Brilhante como o azul

que se tem no amor;

o milagre da fonte

que se tem na mulher:


o momento da terra

que se tem no arco-íris,

a luz no corpo que gesta

o que se tem em gênese.

 

A LUZ

02 jul

Gosto quando vens mansa, sem o gosto da pressa.

Vens cálida, chorosa. Vens como a brisa da manhã

que se despertou inteira. Gosto assim,

de corpo, alma leve, folha ao vento. Gosto

quando vens direta, mas passas por céus

entre nuvens brancas, como esta sensação

de que vens a mim como o dia.

Gosto quando vens enigma,

sem aviso, sem palavras que afetem

as mãos, sem pele nem flor que rubre

o coração. Gosto quando vens alegria, e chegas

mantra refrescante, semeando raios

de um sol próprio, pequeno calor que não me agita

nem me expia. Assim, como um nada, para

o qual não se pede som, poema, nenhuma chave,

nova estrada. Quando vens, sequer preciso de mim.

 

PERSONA

02 jul

A chave de minha vida só a poesia destrava.
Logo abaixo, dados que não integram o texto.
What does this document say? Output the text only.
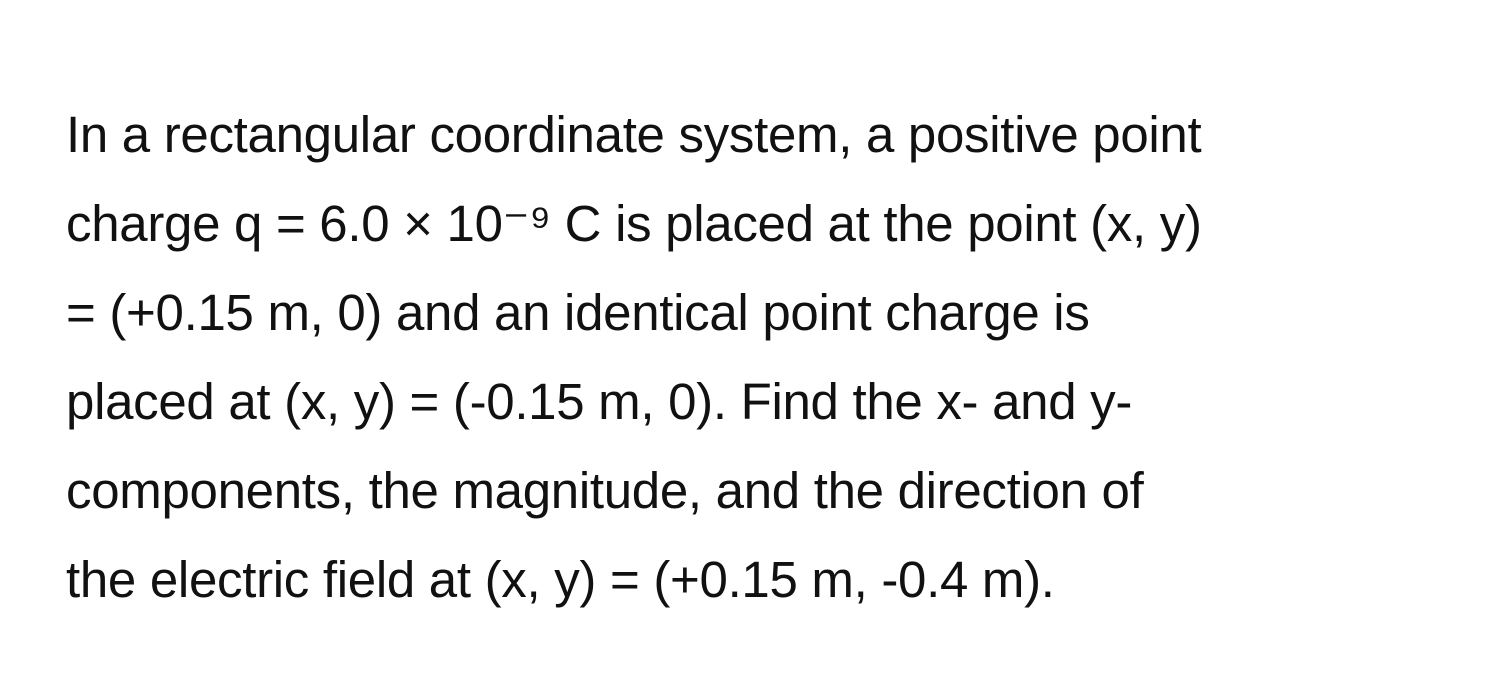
In a rectangular coordinate system, a positive point
charge q = 6.0 × 10⁻⁹ C is placed at the point (x, y)
= (+0.15 m, 0) and an identical point charge is
placed at (x, y) = (-0.15 m, 0). Find the x- and y-
components, the magnitude, and the direction of
the electric field at (x, y) = (+0.15 m, -0.4 m).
Sinto estar sempre entre a aparência de névoa

e um verso, ao qual recorro, se a dor crava.

Quando verdade,

não sou carne nem espírito.

Apenas palavras.

 

POEMETO 19

02 jul

O poema é sonho.

Extrai o mistério

como um anzol.


Desvela ao raso,

triste ou risonho,

o dia de sol.

 

MELANCOLIA

02 jul

A tarde sente-se, dentro da minha impaciência,

dona do mundo. Fulgor de nuvens

impenetráveis sorriem: solares disposições do tempo

ante nódoas de meus olhos e bailados da angústia

(irmã no rigor de inações remissíveis)

na clausura no brilho do dia interminável.
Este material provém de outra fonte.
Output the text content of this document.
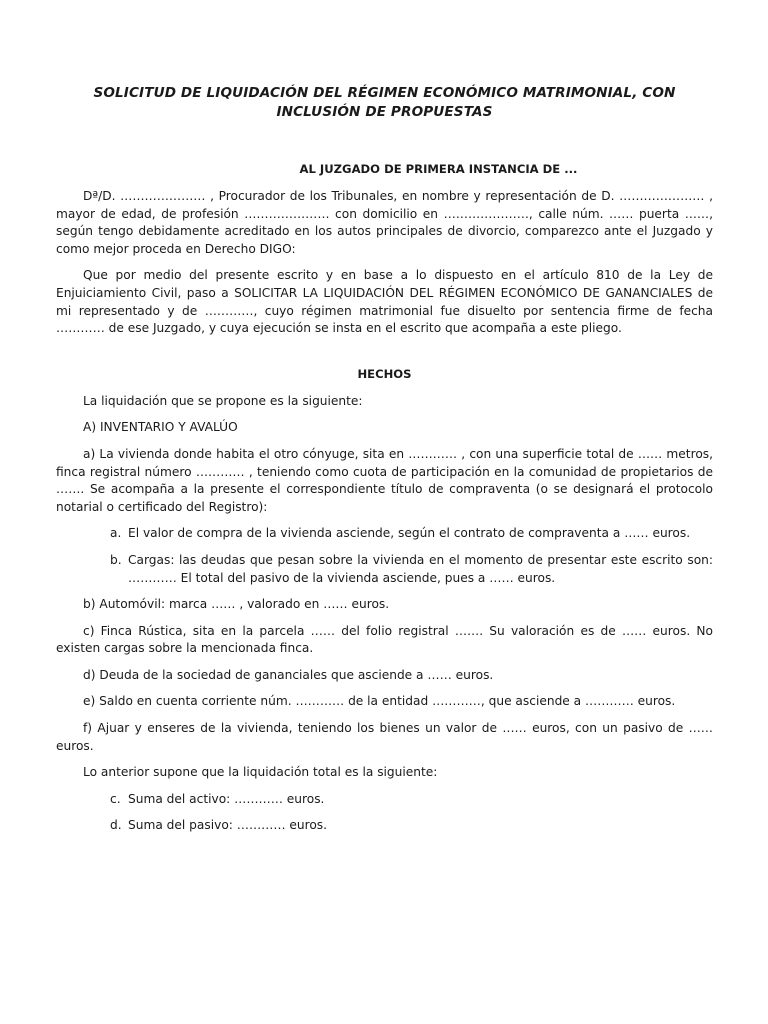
SOLICITUD DE LIQUIDACIÓN DEL RÉGIMEN ECONÓMICO MATRIMONIAL, CON INCLUSIÓN DE PROPUESTAS
AL JUZGADO DE PRIMERA INSTANCIA DE ...

Dª/D. ………………… , Procurador de los Tribunales, en nombre y representación de D. ………………… , mayor de edad, de profesión ………………… con domicilio en …………………, calle núm. …… puerta ……, según tengo debidamente acreditado en los autos principales de divorcio, comparezco ante el Juzgado y como mejor proceda en Derecho DIGO:

Que por medio del presente escrito y en base a lo dispuesto en el artículo 810 de la Ley de Enjuiciamiento Civil, paso a SOLICITAR LA LIQUIDACIÓN DEL RÉGIMEN ECONÓMICO DE GANANCIALES de mi representado y de …………, cuyo régimen matrimonial fue disuelto por sentencia firme de fecha ………… de ese Juzgado, y cuya ejecución se insta en el escrito que acompaña a este pliego.

HECHOS

La liquidación que se propone es la siguiente:

A) INVENTARIO Y AVALÚO

a) La vivienda donde habita el otro cónyuge, sita en ………… , con una superficie total de …… metros, finca registral número ………… , teniendo como cuota de participación en la comunidad de propietarios de ……. Se acompaña a la presente el correspondiente título de compraventa (o se designará el protocolo notarial o certificado del Registro):

a. El valor de compra de la vivienda asciende, según el contrato de compraventa a …… euros.
b. Cargas: las deudas que pesan sobre la vivienda en el momento de presentar este escrito son: ………… El total del pasivo de la vivienda asciende, pues a …… euros.

b) Automóvil: marca …… , valorado en …… euros.

c) Finca Rústica, sita en la parcela …… del folio registral ……. Su valoración es de …… euros. No existen cargas sobre la mencionada finca.

d) Deuda de la sociedad de gananciales que asciende a …… euros.

e) Saldo en cuenta corriente núm. ………… de la entidad …………, que asciende a ………… euros.

f) Ajuar y enseres de la vivienda, teniendo los bienes un valor de …… euros, con un pasivo de …… euros.

Lo anterior supone que la liquidación total es la siguiente:

c. Suma del activo: ………… euros.
d. Suma del pasivo: ………… euros.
Reinado da rua em claridade que se torna

dentro de mim, lástima.

A tarde sabe que eu não posso sequer segurar

um ramo de alecrim nas mãos atadas

pela beleza instantânea.

No coração inabitado, falta uma faca de fio norte.

Enraizado na suscetibilidade do vazio.

Na calada existência da chuva, a vontade

de permanecer-me solo. Falível

e eternamente noturno.

 

FLASH

02 jul

Divido o olhar (que vagueia)

com o semáforo e o sol que arqueia.

A curva cerceia

o instante que claudica,

mas um efêmero passado

como germe, já frutifica.

Para os olhos,

um esplendor que desassimilo;

no âmago, eternamente apegado,

um doce sigilo.

 

O RIO

02 jul

Só,

assento do dia na ponte

ao sentir que a vida escorre

por contínuas veias como um fio.


E a tarde se cansa

de mais um sonho de horizonte

que dentro de mim intercorre

procurando que a alma me conte

como estancar este rio.

 

INFENSO

02 jul

O verso contido

O verso recolhido.

O verso nem esquecido,

tão pouco querido.

Um verso adverso

na noite do verso não lido;

e a poesia, Hidra e abstrata, arrasta-se

parindo em sete

o verso haurido.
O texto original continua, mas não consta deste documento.